All PRs are checked against pre-commit hooks. Run locally:

pre-commit install
pre-commit run --all-files

Language Conventions

Language Style Guide Formatter
Python PEP 8 black, ruff
Rust Rust API Guidelines cargo fmt, cargo clippy
Go Effective Go gofmt

General Guidelines

  • Keep PRs focused—one concern per PR
  • Avoid unnecessary complexity
  • No commented-out code
  • Ensure clean builds (no warnings or errors)
  • All tests must pass

Running GitHub Actions Locally

Use act to run workflows locally:

act -j pre-merge-rust

Or use the GitHub Local Actions VS Code extension.


DCO & Licensing

Developer Certificate of Origin

Dynamo requires all contributions to be signed off with the Developer Certificate of Origin (DCO). This certifies that you have the right to submit your contribution under the project's Apache 2.0 license.
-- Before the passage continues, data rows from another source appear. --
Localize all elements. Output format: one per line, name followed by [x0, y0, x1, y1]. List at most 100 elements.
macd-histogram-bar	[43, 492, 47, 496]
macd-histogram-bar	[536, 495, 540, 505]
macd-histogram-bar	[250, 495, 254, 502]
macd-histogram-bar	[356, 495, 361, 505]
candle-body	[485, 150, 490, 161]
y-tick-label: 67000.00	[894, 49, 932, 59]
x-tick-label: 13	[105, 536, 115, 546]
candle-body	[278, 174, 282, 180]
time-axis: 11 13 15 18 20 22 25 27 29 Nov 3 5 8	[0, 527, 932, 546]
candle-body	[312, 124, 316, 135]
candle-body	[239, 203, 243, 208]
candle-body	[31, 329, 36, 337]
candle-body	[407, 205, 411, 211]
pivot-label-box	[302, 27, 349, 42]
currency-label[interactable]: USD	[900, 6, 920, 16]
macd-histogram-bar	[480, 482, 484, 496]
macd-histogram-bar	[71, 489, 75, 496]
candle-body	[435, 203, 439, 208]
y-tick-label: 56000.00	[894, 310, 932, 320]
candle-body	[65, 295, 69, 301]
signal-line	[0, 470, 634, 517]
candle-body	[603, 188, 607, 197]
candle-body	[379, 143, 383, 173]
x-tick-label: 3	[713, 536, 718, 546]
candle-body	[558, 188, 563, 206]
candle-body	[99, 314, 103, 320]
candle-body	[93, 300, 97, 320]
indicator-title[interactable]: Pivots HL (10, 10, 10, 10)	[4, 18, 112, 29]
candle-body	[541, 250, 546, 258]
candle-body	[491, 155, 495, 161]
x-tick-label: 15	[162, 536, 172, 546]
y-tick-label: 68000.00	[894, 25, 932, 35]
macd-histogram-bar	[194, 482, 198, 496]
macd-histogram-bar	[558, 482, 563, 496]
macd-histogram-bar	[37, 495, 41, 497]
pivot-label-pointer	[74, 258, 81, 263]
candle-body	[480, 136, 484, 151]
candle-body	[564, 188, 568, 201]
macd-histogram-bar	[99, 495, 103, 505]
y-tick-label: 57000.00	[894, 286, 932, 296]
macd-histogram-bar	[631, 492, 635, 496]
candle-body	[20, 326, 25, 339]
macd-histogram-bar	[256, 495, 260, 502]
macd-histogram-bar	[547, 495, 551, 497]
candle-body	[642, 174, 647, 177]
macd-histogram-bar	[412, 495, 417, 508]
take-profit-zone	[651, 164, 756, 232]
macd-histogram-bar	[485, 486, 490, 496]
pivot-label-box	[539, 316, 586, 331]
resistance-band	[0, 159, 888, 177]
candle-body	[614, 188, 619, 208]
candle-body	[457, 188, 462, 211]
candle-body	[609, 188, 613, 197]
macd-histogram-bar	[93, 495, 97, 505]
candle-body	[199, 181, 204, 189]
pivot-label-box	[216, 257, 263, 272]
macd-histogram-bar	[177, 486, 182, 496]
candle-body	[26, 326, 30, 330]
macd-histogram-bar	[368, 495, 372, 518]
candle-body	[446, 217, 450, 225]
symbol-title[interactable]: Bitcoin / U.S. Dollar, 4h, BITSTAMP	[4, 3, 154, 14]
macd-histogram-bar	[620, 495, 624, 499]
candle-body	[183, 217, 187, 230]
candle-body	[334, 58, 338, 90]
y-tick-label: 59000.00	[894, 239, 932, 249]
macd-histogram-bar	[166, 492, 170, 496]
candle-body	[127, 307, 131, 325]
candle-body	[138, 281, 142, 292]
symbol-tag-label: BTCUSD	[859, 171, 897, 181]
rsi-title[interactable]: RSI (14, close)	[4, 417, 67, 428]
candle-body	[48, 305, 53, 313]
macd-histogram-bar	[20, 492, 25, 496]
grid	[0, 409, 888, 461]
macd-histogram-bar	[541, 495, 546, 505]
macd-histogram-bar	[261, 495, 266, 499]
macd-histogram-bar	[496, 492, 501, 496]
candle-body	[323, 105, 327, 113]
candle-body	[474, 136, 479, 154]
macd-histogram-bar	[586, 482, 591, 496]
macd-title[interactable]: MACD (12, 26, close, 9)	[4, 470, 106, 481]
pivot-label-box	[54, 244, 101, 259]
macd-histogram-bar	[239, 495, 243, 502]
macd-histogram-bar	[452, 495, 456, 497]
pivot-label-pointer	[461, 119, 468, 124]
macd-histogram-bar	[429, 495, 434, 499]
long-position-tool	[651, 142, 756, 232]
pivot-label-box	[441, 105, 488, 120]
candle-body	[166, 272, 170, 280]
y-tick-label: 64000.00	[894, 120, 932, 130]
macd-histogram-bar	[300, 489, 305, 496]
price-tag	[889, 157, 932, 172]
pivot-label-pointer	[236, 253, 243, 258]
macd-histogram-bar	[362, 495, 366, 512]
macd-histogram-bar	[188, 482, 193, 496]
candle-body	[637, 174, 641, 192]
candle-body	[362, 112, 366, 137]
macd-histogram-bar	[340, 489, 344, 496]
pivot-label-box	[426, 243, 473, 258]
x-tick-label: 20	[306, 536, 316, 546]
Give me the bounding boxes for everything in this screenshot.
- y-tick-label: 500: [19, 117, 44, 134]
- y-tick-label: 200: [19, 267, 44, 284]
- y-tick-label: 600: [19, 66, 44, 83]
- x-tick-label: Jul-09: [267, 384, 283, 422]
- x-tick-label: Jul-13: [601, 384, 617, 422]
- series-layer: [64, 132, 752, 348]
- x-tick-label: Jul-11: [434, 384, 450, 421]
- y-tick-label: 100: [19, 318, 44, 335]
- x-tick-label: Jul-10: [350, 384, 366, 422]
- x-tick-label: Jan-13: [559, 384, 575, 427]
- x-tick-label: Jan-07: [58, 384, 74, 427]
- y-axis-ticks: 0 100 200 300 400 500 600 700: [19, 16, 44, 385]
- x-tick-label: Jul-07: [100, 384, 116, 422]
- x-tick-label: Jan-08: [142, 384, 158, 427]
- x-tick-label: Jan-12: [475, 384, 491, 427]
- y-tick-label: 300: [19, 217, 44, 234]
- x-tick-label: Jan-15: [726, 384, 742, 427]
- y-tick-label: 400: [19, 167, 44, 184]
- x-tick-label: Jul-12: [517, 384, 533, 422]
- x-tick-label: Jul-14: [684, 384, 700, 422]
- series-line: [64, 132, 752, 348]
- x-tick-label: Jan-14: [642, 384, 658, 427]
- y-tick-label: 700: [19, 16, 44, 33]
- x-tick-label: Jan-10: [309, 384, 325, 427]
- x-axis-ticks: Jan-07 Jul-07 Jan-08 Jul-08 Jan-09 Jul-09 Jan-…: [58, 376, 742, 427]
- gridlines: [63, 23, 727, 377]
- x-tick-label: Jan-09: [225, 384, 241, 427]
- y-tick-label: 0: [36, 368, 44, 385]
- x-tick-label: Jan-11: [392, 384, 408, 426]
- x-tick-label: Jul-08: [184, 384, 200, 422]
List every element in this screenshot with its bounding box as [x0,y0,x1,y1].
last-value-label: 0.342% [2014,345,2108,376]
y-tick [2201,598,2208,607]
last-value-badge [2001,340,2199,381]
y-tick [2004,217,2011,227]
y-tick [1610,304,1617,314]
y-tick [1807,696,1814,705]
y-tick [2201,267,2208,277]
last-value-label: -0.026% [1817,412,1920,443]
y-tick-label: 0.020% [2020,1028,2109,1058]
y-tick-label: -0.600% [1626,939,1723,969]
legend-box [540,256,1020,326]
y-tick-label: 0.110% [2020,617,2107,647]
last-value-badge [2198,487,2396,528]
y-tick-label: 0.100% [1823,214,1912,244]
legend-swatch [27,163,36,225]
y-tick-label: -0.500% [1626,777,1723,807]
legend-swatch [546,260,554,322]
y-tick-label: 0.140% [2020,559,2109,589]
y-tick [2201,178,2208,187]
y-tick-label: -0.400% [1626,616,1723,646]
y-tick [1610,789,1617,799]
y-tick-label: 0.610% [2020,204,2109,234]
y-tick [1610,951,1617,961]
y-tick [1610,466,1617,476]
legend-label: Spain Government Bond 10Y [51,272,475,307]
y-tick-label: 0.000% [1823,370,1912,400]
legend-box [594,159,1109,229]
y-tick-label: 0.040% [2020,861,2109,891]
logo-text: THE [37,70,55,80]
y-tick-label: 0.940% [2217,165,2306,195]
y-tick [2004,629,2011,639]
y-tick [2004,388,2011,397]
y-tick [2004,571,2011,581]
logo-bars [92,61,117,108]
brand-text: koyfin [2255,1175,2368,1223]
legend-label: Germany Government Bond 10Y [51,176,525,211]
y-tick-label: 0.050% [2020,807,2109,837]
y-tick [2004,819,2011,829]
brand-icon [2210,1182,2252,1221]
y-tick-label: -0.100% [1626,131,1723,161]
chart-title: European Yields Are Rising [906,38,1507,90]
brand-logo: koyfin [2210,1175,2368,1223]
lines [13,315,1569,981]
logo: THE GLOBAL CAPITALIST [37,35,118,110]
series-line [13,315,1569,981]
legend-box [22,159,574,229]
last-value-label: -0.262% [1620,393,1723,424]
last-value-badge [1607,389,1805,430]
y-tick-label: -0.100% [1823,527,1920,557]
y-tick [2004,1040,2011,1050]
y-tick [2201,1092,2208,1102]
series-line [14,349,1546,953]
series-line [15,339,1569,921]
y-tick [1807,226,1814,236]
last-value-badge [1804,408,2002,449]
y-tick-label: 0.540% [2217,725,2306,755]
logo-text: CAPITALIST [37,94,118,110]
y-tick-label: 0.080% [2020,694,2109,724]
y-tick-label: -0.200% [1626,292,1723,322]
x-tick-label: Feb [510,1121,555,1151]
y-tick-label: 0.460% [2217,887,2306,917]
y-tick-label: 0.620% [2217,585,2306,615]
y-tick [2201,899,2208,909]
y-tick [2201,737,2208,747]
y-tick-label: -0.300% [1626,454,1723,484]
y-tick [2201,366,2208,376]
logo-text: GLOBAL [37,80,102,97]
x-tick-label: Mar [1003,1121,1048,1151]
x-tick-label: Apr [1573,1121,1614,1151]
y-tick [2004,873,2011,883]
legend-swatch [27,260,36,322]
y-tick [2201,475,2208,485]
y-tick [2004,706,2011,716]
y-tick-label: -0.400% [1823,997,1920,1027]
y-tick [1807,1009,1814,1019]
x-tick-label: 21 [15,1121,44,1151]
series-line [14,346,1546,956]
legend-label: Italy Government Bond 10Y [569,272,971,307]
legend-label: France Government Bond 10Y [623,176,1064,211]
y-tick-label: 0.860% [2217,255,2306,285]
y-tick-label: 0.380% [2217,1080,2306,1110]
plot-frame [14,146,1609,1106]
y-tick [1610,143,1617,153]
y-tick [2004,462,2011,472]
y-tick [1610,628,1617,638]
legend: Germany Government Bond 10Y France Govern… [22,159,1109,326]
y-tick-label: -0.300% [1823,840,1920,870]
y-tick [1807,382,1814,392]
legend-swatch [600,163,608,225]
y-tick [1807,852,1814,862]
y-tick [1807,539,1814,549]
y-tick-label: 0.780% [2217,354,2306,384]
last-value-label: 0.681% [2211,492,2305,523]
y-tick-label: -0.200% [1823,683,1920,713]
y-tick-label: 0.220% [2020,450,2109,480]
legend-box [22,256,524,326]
Each commit must include a sign-off line:

Signed-off-by: Jane Smith <jane.smith@email.com>

Add this automatically with the -s flag:

git commit -s -m "fix: your descriptive message"

Requirements:

  • Use your real name (no pseudonyms or anonymous contributions)
  • Your user.name and user.email must be configured in git

⚠️ DCO Check Failed? See our DCO Troubleshooting Guide for step-by-step instructions to fix it.

License

By contributing, you agree that your contributions will be licensed under the Apache 2.0 License.


Getting Help

Thank you for contributing to Dynamo!